2) That attitude means the reconstructionist must be willing to abandon what may be useful and meaningful spiritual practices and belifs when they are later discovered to not be in conformity with ancient religion.  To me this seems a pointless waste: if something works, don’t stop doing it.  A spiritual practice’s validity has nothing to do with age, but with whether or not it works.  Every religion was “made up” at one point or another, and the fact that it was made up a long time ago or its author is anonymous doesn’t make it osmehow more real or more valid.  Granted, if a spiritual practice has been in continuous use for a long period of time, you can infer a high degree of validity because it has stood the test of time.  However, an old practice/belief that is not longer held or is long abandoned may no longer be useful–that may be why it was abandoned in the first place.  Either it was no longer useful, or it was supplanted by something else more useful.

3) I’m not an ancient person.  I don’t live in the Bronze Age.  My life isn’t the same, my concerns may not be the same, and the world I live in may be very different from that of ancient people.  What they practiced and believed may have been relevant to them, but that doesn’t mean it is relevant to all people in all situations, and that means it may very well not be relevant to me.  Although I have no problem with drawing on ancient sources for beliefs and practices, I see no reason at all to assume that the ancient practices will always be better for me than a more contemporary alternative, especially when the study of history means that that ancient practice would itself be provisional, subject to change, revision, and even dismissal as our historical picture is fine-tuned.

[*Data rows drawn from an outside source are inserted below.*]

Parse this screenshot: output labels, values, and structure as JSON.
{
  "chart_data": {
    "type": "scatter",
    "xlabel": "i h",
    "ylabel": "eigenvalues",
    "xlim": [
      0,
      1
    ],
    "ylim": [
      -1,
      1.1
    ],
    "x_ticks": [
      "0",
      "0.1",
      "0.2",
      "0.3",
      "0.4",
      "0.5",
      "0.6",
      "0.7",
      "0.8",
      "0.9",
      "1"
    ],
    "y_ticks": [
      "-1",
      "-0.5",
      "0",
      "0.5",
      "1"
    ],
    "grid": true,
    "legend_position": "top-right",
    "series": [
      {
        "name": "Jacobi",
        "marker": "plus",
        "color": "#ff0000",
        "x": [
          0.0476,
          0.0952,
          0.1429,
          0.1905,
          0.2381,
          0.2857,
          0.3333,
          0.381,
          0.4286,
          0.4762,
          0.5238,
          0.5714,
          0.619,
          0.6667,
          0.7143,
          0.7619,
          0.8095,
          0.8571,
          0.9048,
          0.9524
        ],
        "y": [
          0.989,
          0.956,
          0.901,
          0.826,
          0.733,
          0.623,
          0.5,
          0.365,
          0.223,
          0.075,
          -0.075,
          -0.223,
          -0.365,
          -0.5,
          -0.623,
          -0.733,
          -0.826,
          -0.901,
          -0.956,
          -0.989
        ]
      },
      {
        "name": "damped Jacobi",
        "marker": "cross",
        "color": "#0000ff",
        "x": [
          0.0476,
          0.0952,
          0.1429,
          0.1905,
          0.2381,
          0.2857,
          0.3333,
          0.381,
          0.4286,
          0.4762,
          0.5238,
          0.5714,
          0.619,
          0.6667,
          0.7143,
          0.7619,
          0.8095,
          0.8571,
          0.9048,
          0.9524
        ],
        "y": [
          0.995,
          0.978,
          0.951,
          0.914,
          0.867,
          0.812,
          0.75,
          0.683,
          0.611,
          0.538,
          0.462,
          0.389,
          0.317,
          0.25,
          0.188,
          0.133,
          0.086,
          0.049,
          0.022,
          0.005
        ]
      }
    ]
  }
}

4) I personally see no real need to believe in a Reconstructionist religion if I don’t believe that said religion was absolutely, objectively true.  And I don’t believe that any existing religion is absolutely, objectively true, or that it’s even possible for human beings to ever be compeltely sure of what absolute, objective truth is.  I will grant that it probably exists, but it seems to me that the nature of epistemology means that asically everything must be subject to doubt.

5) I feel no personal pull to practice or believe in a Reconstructionist religion.  I haven’t had a mystical experience with ancient deities where they commanded me to take back up the old ways (and as I don’t really believe in literal personal gods anyway, I don’t really think that such a demand on the part of the gods is likely).  I am not a historian who specializes in one particular ancient people to such a degree that it fills my life.  Honestly, if I practiced a reconstructionist religion, I think I’d always feel like I was LARPing.